His poems, originally written in his native Spanish, work to convey nebulous ideas through tangible phrases and concepts. Sensuality and love are turned from vague, intangible feelings into palpable motifs visible in real life. Under Neruda’s pen, the Chilean countryside is inextricably linked to the physicality and emotionality of the Chilean people.

The evocative strength of his poetry lies in his ability to condense amorphous feelings to the simple yet universal truths behind them. In drawing comparisons between the reliable cycles of nature and the metamorphic, often volatile intricacies of human sentiment, Neruda lends a sense of regularity and recognisability to popular poetic subjects that could so easily be treated with melodrama and hyperbole.

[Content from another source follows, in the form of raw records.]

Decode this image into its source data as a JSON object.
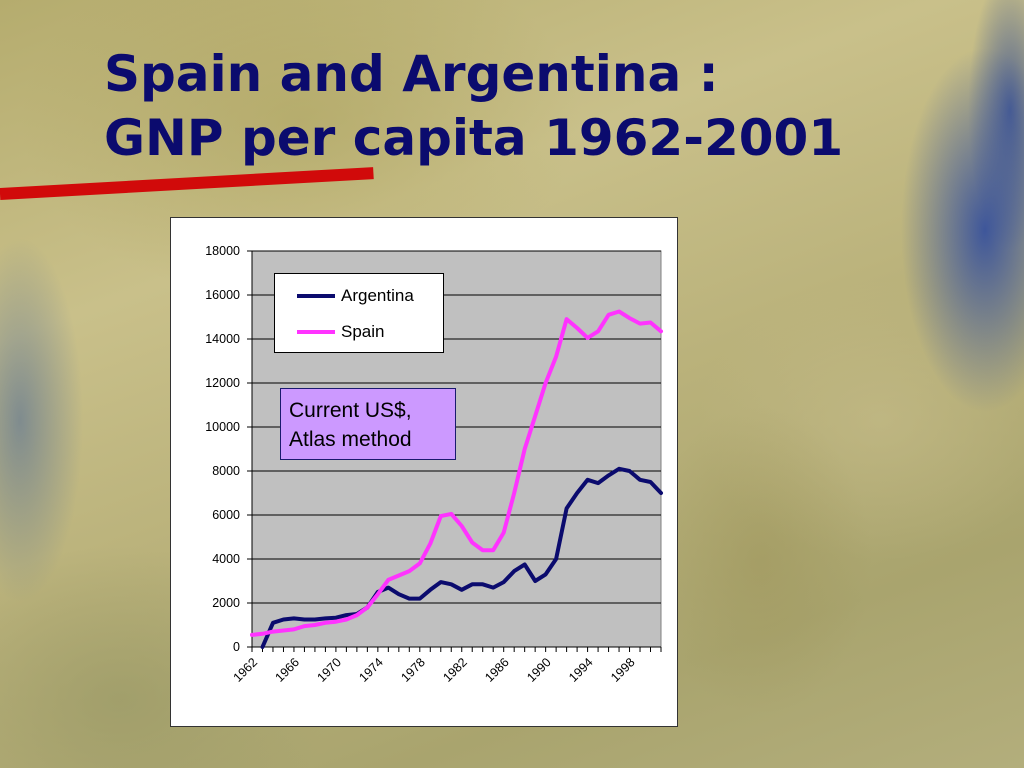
{
  "slide": {
    "title_line1": "Spain and Argentina :",
    "title_line2": "GNP per capita 1962-2001",
    "accent_color": "#d10a0a",
    "title_color": "#0b0b6e"
  },
  "chart_data": {
    "type": "line",
    "title": "",
    "xlabel": "",
    "ylabel": "",
    "ylim": [
      0,
      18000
    ],
    "y_ticks": [
      "0",
      "2000",
      "4000",
      "6000",
      "8000",
      "10000",
      "12000",
      "14000",
      "16000",
      "18000"
    ],
    "x_tick_labels": [
      "1962",
      "1966",
      "1970",
      "1974",
      "1978",
      "1982",
      "1986",
      "1990",
      "1994",
      "1998"
    ],
    "x": [
      1962,
      1963,
      1964,
      1965,
      1966,
      1967,
      1968,
      1969,
      1970,
      1971,
      1972,
      1973,
      1974,
      1975,
      1976,
      1977,
      1978,
      1979,
      1980,
      1981,
      1982,
      1983,
      1984,
      1985,
      1986,
      1987,
      1988,
      1989,
      1990,
      1991,
      1992,
      1993,
      1994,
      1995,
      1996,
      1997,
      1998,
      1999,
      2000,
      2001
    ],
    "grid": true,
    "plot_background": "#c0c0c0",
    "legend_position": "top-left",
    "series": [
      {
        "name": "Argentina",
        "color": "#0b0b6e",
        "values": [
          0,
          0,
          1100,
          1250,
          1300,
          1250,
          1250,
          1300,
          1330,
          1450,
          1500,
          1800,
          2500,
          2700,
          2400,
          2200,
          2200,
          2600,
          2950,
          2850,
          2600,
          2850,
          2850,
          2700,
          2950,
          3450,
          3750,
          3000,
          3300,
          4000,
          6300,
          7000,
          7600,
          7450,
          7800,
          8100,
          8000,
          7600,
          7500,
          7000
        ],
        "visible_from_index": 1
      },
      {
        "name": "Spain",
        "color": "#ff33ff",
        "values": [
          550,
          600,
          700,
          750,
          800,
          950,
          1000,
          1100,
          1150,
          1250,
          1450,
          1800,
          2400,
          3050,
          3250,
          3450,
          3800,
          4700,
          5950,
          6050,
          5500,
          4750,
          4400,
          4400,
          5200,
          7000,
          9000,
          10500,
          12000,
          13200,
          14900,
          14500,
          14050,
          14350,
          15100,
          15250,
          14950,
          14700,
          14750,
          14350
        ]
      }
    ],
    "annotation": {
      "line1": "Current US$,",
      "line2": "Atlas method"
    }
  }
}
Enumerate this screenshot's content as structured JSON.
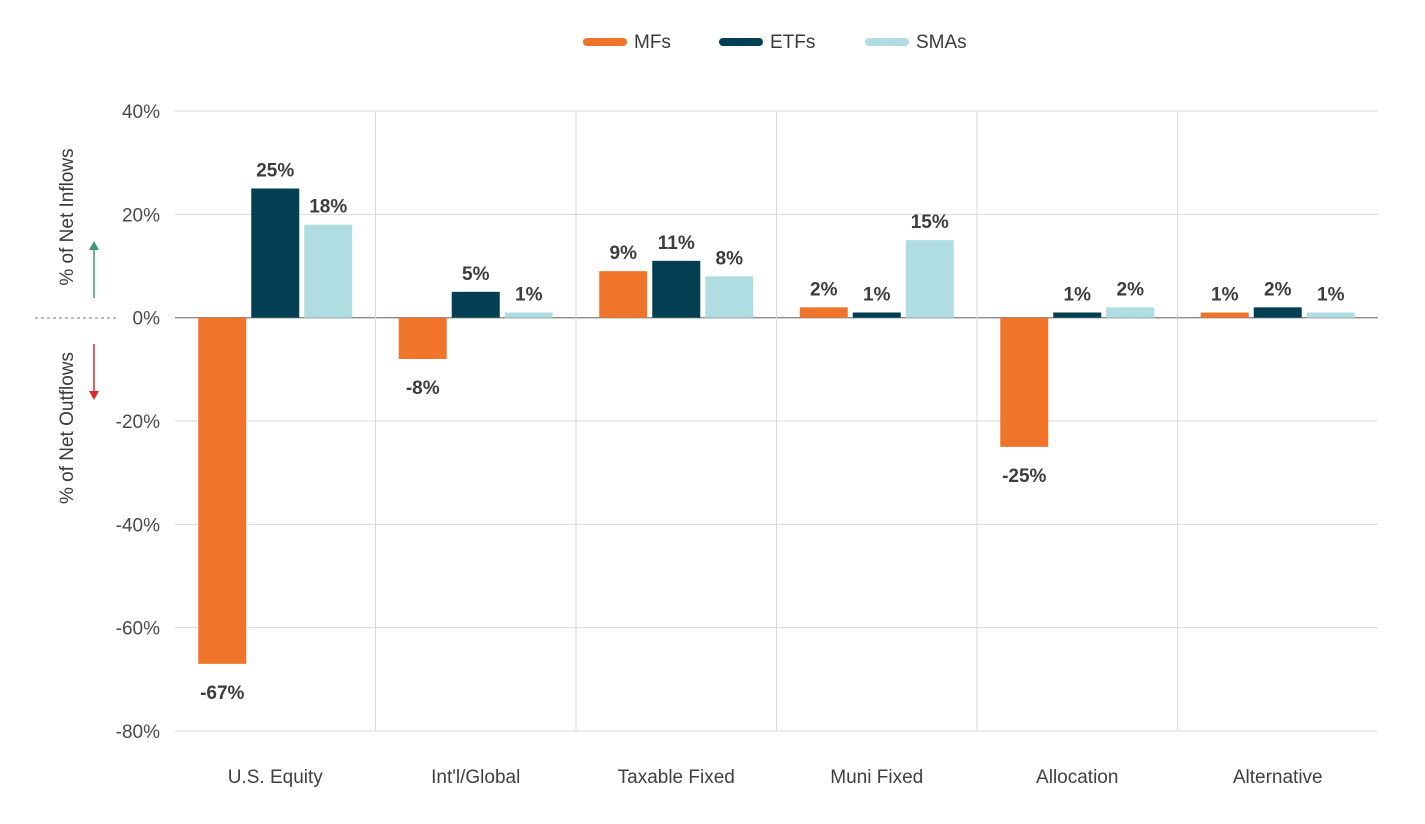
{
  "chart_data": {
    "type": "bar",
    "categories": [
      "U.S. Equity",
      "Int'l/Global",
      "Taxable Fixed",
      "Muni Fixed",
      "Allocation",
      "Alternative"
    ],
    "series": [
      {
        "name": "MFs",
        "values": [
          -67,
          -8,
          9,
          2,
          -25,
          1
        ],
        "labels": [
          "-67%",
          "-8%",
          "9%",
          "2%",
          "-25%",
          "1%"
        ]
      },
      {
        "name": "ETFs",
        "values": [
          25,
          5,
          11,
          1,
          1,
          2
        ],
        "labels": [
          "25%",
          "5%",
          "11%",
          "1%",
          "1%",
          "2%"
        ]
      },
      {
        "name": "SMAs",
        "values": [
          18,
          1,
          8,
          15,
          2,
          1
        ],
        "labels": [
          "18%",
          "1%",
          "8%",
          "15%",
          "2%",
          "1%"
        ]
      }
    ],
    "ylim": [
      -80,
      40
    ],
    "yticks": [
      40,
      20,
      0,
      -20,
      -40,
      -60,
      -80
    ],
    "ytick_labels": [
      "40%",
      "20%",
      "0%",
      "-20%",
      "-40%",
      "-60%",
      "-80%"
    ],
    "ylabel_upper": "% of Net Inflows",
    "ylabel_lower": "% of Net Outflows",
    "grid": true,
    "legend_position": "top-center",
    "colors": {
      "MFs": "#f0742a",
      "ETFs": "#033f52",
      "SMAs": "#afdde2",
      "up_arrow": "#3f9a69",
      "down_arrow": "#d9292f"
    }
  }
}
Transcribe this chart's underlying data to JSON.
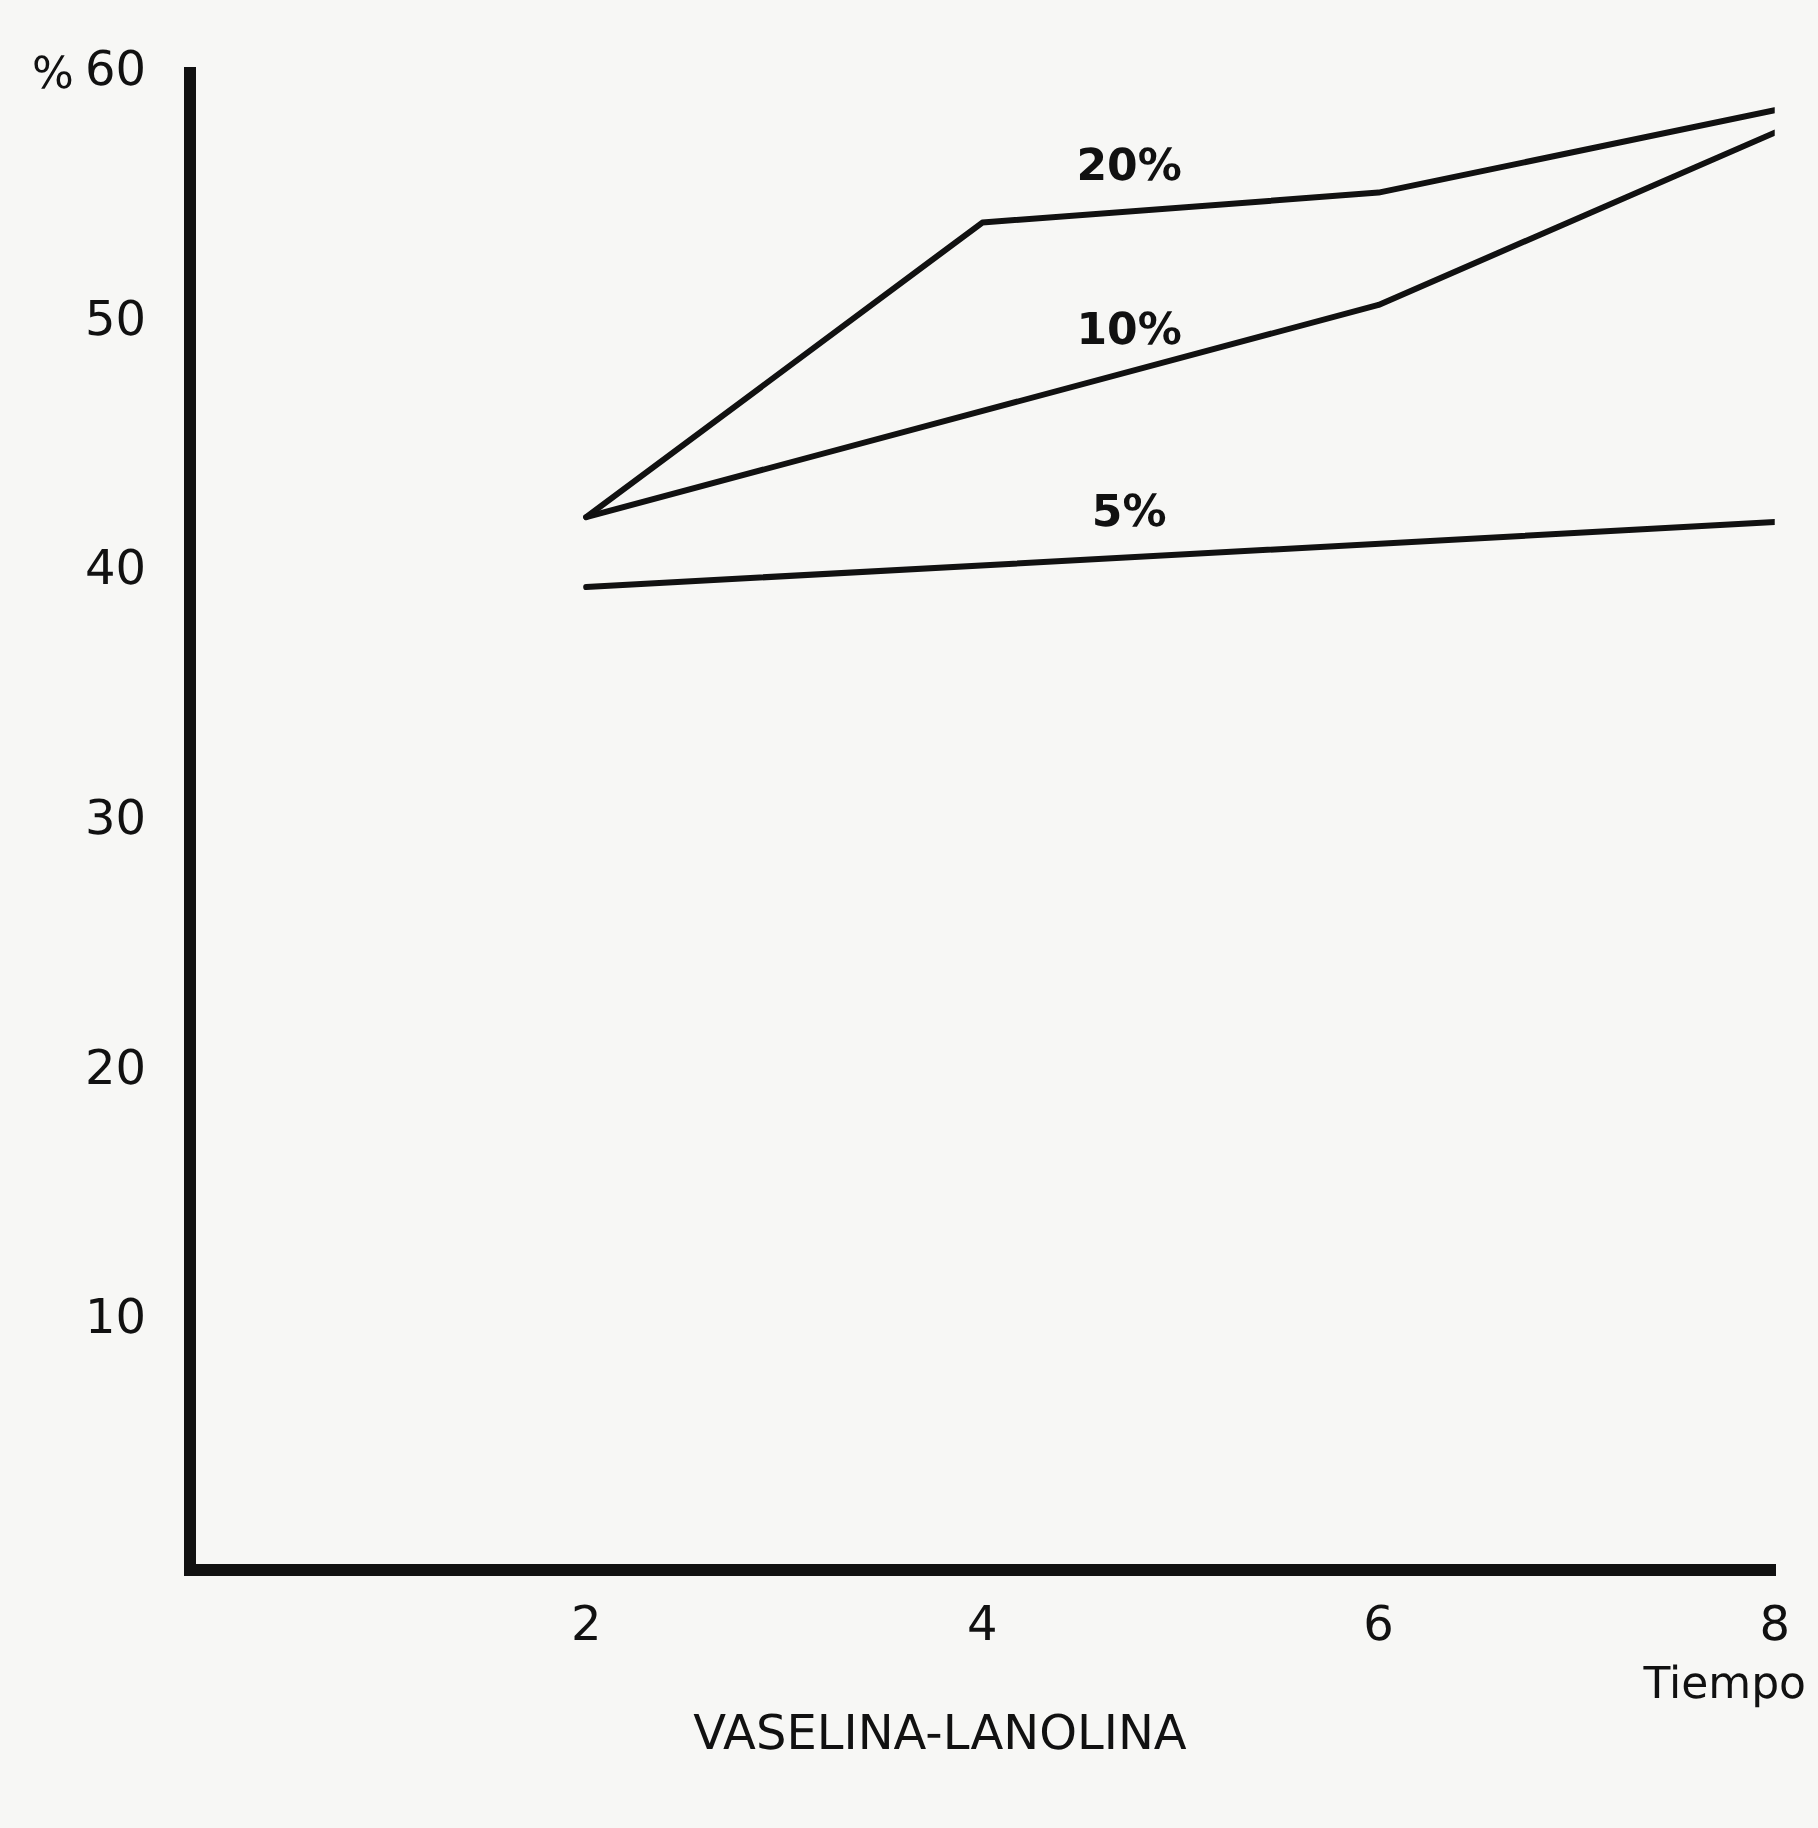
{
  "chart_data": {
    "type": "line",
    "title": "VASELINA-LANOLINA",
    "xlabel": "Tiempo",
    "ylabel": "%",
    "xlim": [
      0,
      8
    ],
    "xticks": [
      2,
      4,
      6,
      8
    ],
    "ylim": [
      0,
      60
    ],
    "yticks": [
      10,
      20,
      30,
      40,
      50,
      60
    ],
    "grid": false,
    "legend": false,
    "marker": "none",
    "line_style": "solid",
    "series": [
      {
        "name": "20%",
        "color": "#111111",
        "x": [
          2,
          4,
          6,
          8
        ],
        "values": [
          42.2,
          54.0,
          55.2,
          58.5
        ]
      },
      {
        "name": "10%",
        "color": "#111111",
        "x": [
          2,
          6,
          8
        ],
        "values": [
          42.2,
          50.7,
          57.6
        ]
      },
      {
        "name": "5%",
        "color": "#111111",
        "x": [
          2,
          8
        ],
        "values": [
          39.4,
          42.0
        ]
      }
    ]
  }
}
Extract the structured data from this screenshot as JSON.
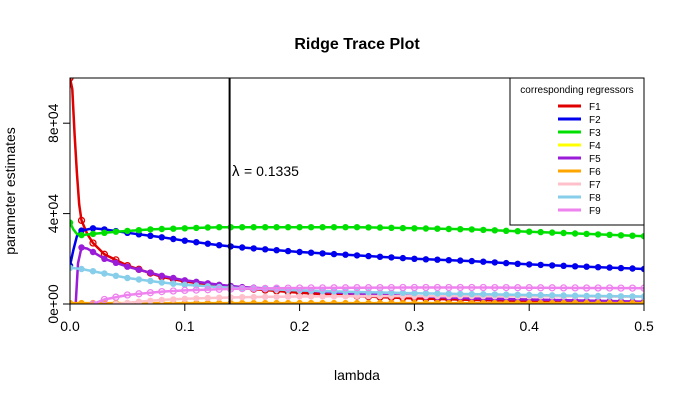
{
  "chart_data": {
    "type": "line",
    "title": "Ridge Trace Plot",
    "xlabel": "lambda",
    "ylabel": "parameter estimates",
    "xlim": [
      0,
      0.5
    ],
    "ylim": [
      0,
      100000
    ],
    "x_ticks": [
      0,
      0.1,
      0.2,
      0.3,
      0.4,
      0.5
    ],
    "x_tick_labels": [
      "0.0",
      "0.1",
      "0.2",
      "0.3",
      "0.4",
      "0.5"
    ],
    "y_ticks": [
      0,
      40000,
      80000
    ],
    "y_tick_labels": [
      "0e+00",
      "4e+04",
      "8e+04"
    ],
    "grid": false,
    "legend": {
      "title": "corresponding regressors",
      "placement": "top-right"
    },
    "annotation": {
      "x": 0.1335,
      "symbol": "λ",
      "text": "= 0.1335"
    },
    "series": [
      {
        "name": "F1",
        "color": "#e00000",
        "marker": "open-circle",
        "points": [
          [
            0,
            100000
          ],
          [
            0.002,
            95000
          ],
          [
            0.004,
            75000
          ],
          [
            0.006,
            58000
          ],
          [
            0.008,
            44000
          ],
          [
            0.01,
            37000
          ],
          [
            0.015,
            31000
          ],
          [
            0.02,
            27000
          ],
          [
            0.03,
            22000
          ],
          [
            0.05,
            17000
          ],
          [
            0.08,
            12000
          ],
          [
            0.1,
            10000
          ],
          [
            0.13,
            8000
          ],
          [
            0.15,
            7000
          ],
          [
            0.2,
            5000
          ],
          [
            0.25,
            3500
          ],
          [
            0.3,
            2500
          ],
          [
            0.35,
            1800
          ],
          [
            0.4,
            1300
          ],
          [
            0.45,
            900
          ],
          [
            0.5,
            500
          ]
        ]
      },
      {
        "name": "F2",
        "color": "#0000ee",
        "marker": "solid-circle",
        "points": [
          [
            0,
            17000
          ],
          [
            0.003,
            24000
          ],
          [
            0.006,
            30000
          ],
          [
            0.01,
            32500
          ],
          [
            0.02,
            33500
          ],
          [
            0.03,
            33000
          ],
          [
            0.05,
            31500
          ],
          [
            0.08,
            29500
          ],
          [
            0.1,
            28000
          ],
          [
            0.13,
            26000
          ],
          [
            0.15,
            25000
          ],
          [
            0.2,
            23000
          ],
          [
            0.25,
            21500
          ],
          [
            0.3,
            20000
          ],
          [
            0.35,
            19000
          ],
          [
            0.4,
            17500
          ],
          [
            0.45,
            16500
          ],
          [
            0.5,
            15500
          ]
        ]
      },
      {
        "name": "F3",
        "color": "#00e000",
        "marker": "solid-circle",
        "points": [
          [
            0,
            36000
          ],
          [
            0.003,
            33000
          ],
          [
            0.006,
            31000
          ],
          [
            0.01,
            30500
          ],
          [
            0.02,
            31000
          ],
          [
            0.04,
            32000
          ],
          [
            0.07,
            33000
          ],
          [
            0.1,
            33500
          ],
          [
            0.13,
            34000
          ],
          [
            0.2,
            34000
          ],
          [
            0.25,
            34000
          ],
          [
            0.3,
            33500
          ],
          [
            0.35,
            33000
          ],
          [
            0.4,
            32000
          ],
          [
            0.45,
            31000
          ],
          [
            0.5,
            30000
          ]
        ]
      },
      {
        "name": "F4",
        "color": "#ffff00",
        "marker": "solid-circle",
        "points": [
          [
            0,
            200
          ],
          [
            0.1,
            200
          ],
          [
            0.2,
            200
          ],
          [
            0.3,
            200
          ],
          [
            0.4,
            200
          ],
          [
            0.5,
            200
          ]
        ]
      },
      {
        "name": "F5",
        "color": "#9a1bd8",
        "marker": "solid-circle",
        "points": [
          [
            0.005,
            0
          ],
          [
            0.007,
            18000
          ],
          [
            0.01,
            25000
          ],
          [
            0.015,
            24500
          ],
          [
            0.02,
            23000
          ],
          [
            0.03,
            20000
          ],
          [
            0.05,
            16500
          ],
          [
            0.08,
            12500
          ],
          [
            0.1,
            10500
          ],
          [
            0.13,
            8500
          ],
          [
            0.15,
            7500
          ],
          [
            0.2,
            6000
          ],
          [
            0.25,
            4500
          ],
          [
            0.3,
            3500
          ],
          [
            0.35,
            2500
          ],
          [
            0.4,
            2000
          ],
          [
            0.45,
            1500
          ],
          [
            0.5,
            1000
          ]
        ]
      },
      {
        "name": "F6",
        "color": "#ffa500",
        "marker": "solid-circle",
        "points": [
          [
            0,
            400
          ],
          [
            0.1,
            400
          ],
          [
            0.2,
            400
          ],
          [
            0.3,
            400
          ],
          [
            0.4,
            400
          ],
          [
            0.5,
            400
          ]
        ]
      },
      {
        "name": "F7",
        "color": "#ffc0cb",
        "marker": "solid-circle",
        "points": [
          [
            0.04,
            0
          ],
          [
            0.06,
            1000
          ],
          [
            0.08,
            1800
          ],
          [
            0.1,
            2300
          ],
          [
            0.13,
            2800
          ],
          [
            0.15,
            3000
          ],
          [
            0.2,
            3300
          ],
          [
            0.25,
            3500
          ],
          [
            0.3,
            3500
          ],
          [
            0.35,
            3500
          ],
          [
            0.4,
            3400
          ],
          [
            0.45,
            3300
          ],
          [
            0.5,
            3200
          ]
        ]
      },
      {
        "name": "F8",
        "color": "#87ceeb",
        "marker": "solid-circle",
        "points": [
          [
            0,
            16000
          ],
          [
            0.01,
            15500
          ],
          [
            0.03,
            13500
          ],
          [
            0.05,
            11500
          ],
          [
            0.08,
            9500
          ],
          [
            0.1,
            8500
          ],
          [
            0.13,
            7500
          ],
          [
            0.15,
            7000
          ],
          [
            0.2,
            6000
          ],
          [
            0.25,
            5300
          ],
          [
            0.3,
            4800
          ],
          [
            0.35,
            4400
          ],
          [
            0.4,
            4000
          ],
          [
            0.45,
            3600
          ],
          [
            0.5,
            3300
          ]
        ]
      },
      {
        "name": "F9",
        "color": "#ee82ee",
        "marker": "open-circle",
        "points": [
          [
            0.02,
            0
          ],
          [
            0.03,
            2000
          ],
          [
            0.05,
            4000
          ],
          [
            0.08,
            5500
          ],
          [
            0.1,
            6000
          ],
          [
            0.13,
            6500
          ],
          [
            0.15,
            6800
          ],
          [
            0.2,
            7100
          ],
          [
            0.25,
            7200
          ],
          [
            0.3,
            7300
          ],
          [
            0.35,
            7300
          ],
          [
            0.4,
            7200
          ],
          [
            0.45,
            7100
          ],
          [
            0.5,
            7000
          ]
        ]
      }
    ]
  }
}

In an article for The New Yorker, journalist Mark Strand describes an excerpt from Neruda’s first major work, Twenty Love Poems and a Song of Despair, by remarking on “the naturalness of these lines, their exuberant and youthful melancholy, their casual repetitions, their overall simplicity”.

The poem is this: “Tonight I can write the saddest lines. / Write, for example, ‘The night is starry and the stars are blue and shiver in the distance.’ / The night wind revolves in the sky and sings. / Tonight I can write the saddest lines. I loved her, and sometimes she loved me too. / Through nights like this one I held her in my arms. I kissed her again and again under the endless sky. She loved me, sometimes I loved her too. How could one not have loved her great still eyes. / Tonight I can write the saddest lines. To think that I do not have her. To feel that I have lost her”

Pablo Neruda’s singular appeal, in short, stems from his understanding of the sensuosity of simplicity. He does not rely on depictions of grandiosity, or attempt to encapsulate sweeping human experiences in their irrevocable, unattainable fullness. Instead, he chooses to emphasise the smaller, often unnoticed, patterns and connections underpinning our emotions. This renders them accessible and palpable to the reader in an unexpectedly intimate way.

Neither of his two most common subjects, love and the Chilean landscape, is treated with the broad-reaching brushstrokes one might expect. Neruda masters the art of conveying their extraordinariness by demonstrating their predictability – their regular patterns. The unpretentious clarity and straightforward parallelism which sculpts a line like “I love you without knowing how, or when, or from where” is what gives Neruda’s work its potent, omnipresent sense of ecstasy.

Neruda revels in the unchanging truth that certain experiences are near-universal, and in celebrating this universality through such touchable, recognisable means he allows his readers to revel alongside him.